As we move forward as Immanuel Church-on-the-Hill, in this city of Alexandria, along with other Episcopal parishes in the area known as Region IV, there is a new endeavor underway to expand the existing Lazarus Ministry program that started in Christ Church and St. Paul's to the West End of Alexandria. Church of the Resurrection on Beauregard Avenue will open their doors in September to become a third site in Alexandria to help feed the hungry and provide emergency assistance to those in need. Parish Outreach funds have been put forth to assist, but I hope you will give thought and prayer to possibly joining in this effort to volunteer and help. As 'hands and feet' of the Body of Christ, you can assist by enrolling those needing help for financial aid toward housing, food, utilities or medicine. There is more information in the parish notes of your service bulletin with specific contacts to speak with to learn more.

          We continually hear about the overwhelming needs beyond Alexandria, around our country and throughout the world. The very same process of thought and prayer is called for in all of this, lest we sink into despair. We have to remember that no gift given to the Lord is given in a vacuum, but rather that all gifts, regardless of how small or seemingly insignificant, can and will be used and multiplied by God to bless others.

          We must always look to God and Jesus rather than at the lack of resources we may think are necessary to accomplishing our mission. Jesus knew how he was going to feed the five thousand, even before the crowd asked for any food.

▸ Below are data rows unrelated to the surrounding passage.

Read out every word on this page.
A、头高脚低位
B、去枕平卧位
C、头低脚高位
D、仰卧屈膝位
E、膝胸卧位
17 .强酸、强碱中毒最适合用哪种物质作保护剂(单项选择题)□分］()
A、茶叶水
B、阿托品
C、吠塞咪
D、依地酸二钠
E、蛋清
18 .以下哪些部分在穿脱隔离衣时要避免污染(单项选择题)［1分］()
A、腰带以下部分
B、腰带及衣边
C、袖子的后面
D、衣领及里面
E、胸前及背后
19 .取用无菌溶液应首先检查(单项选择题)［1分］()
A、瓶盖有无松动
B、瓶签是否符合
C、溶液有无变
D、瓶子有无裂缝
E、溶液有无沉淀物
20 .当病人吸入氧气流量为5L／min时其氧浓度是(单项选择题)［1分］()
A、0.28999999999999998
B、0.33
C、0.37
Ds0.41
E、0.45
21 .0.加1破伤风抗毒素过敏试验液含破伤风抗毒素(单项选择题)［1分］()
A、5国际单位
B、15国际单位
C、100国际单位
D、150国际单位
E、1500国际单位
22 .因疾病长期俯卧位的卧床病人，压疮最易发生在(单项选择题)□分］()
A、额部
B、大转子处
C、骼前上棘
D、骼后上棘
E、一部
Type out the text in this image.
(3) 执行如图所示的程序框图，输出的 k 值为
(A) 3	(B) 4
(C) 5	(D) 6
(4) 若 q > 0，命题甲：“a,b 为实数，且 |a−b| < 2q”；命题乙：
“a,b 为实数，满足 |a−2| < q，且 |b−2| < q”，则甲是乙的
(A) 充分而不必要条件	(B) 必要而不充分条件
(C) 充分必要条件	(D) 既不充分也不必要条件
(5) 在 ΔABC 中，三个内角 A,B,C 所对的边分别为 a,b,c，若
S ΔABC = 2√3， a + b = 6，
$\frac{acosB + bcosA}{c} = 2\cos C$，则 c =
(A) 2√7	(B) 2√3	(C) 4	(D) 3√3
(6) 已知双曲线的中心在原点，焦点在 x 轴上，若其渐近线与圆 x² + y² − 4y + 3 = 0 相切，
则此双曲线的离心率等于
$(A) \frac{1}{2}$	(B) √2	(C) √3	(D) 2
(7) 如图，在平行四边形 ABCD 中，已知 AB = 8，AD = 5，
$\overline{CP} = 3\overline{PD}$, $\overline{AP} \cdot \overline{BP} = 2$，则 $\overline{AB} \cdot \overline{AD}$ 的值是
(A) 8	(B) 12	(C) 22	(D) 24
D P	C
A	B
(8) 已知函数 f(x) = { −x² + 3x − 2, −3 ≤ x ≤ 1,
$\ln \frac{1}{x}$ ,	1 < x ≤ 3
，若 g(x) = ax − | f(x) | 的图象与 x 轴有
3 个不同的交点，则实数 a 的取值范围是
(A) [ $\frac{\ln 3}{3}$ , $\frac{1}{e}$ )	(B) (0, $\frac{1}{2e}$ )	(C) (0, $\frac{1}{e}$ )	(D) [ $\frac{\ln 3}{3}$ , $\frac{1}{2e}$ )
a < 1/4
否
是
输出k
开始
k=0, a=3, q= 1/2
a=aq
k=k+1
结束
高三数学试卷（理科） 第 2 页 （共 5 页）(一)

          And the Lord knows our needs, even before we do. However, God needs what we do have to offer, and more importantly, we need to offer what we have been given. God needs what we have to accomplish ministry here in Alexandria and beyond. Our commitment to the ministry to which we have been called, our faithfulness, our enthusiasm and willingness to strike out in new directions, with our two fish and five loaves, as it were. Individually and as a congregation, we need to prayerfully determine what gifts we bring to the Body of Christ that can be used and multiplied by the Lord for ministry.  

          God is gracious, loving, extravagantly generous and can never ever be out-given. God longs to abundantly provide all that we need so that we can live each day, trusting that God's hand wide open will satisfy the needs of every living thing (Ps 145:17). But in order for us to receive what the Lord has for us, we have to open our hearts.

          We also have to be willing to offer up to God our gifts, even if we consider than small and inconsequential, trusting that God who loves us so much that he died for us is, as the writer of the Ephesians passage this morning says, "able to accomplish abundantly far more than all we can ask or imagine." No one expected anything from those five barley loaves and two fish, but it just goes to show the incredible places of growth, healing, and nourishment that become ours when we place ourselves, our very beings and lives, in the hands of God.

          May the Holy Spirit open all our eyes to see Jesus and his love, and in Him, may we see the gracious, generous giving God who provides far more than we could ever want or need. It is my prayer, that empowered by the Holy Spirit, we'll live out of the power of God's overwhelming abundance as we share our gifts and celebrate God's love and compassion, as we do the work of ministry to which our Lord is calling us.

          In the Name of the Father, and of the Son, and of the Holy Spirit.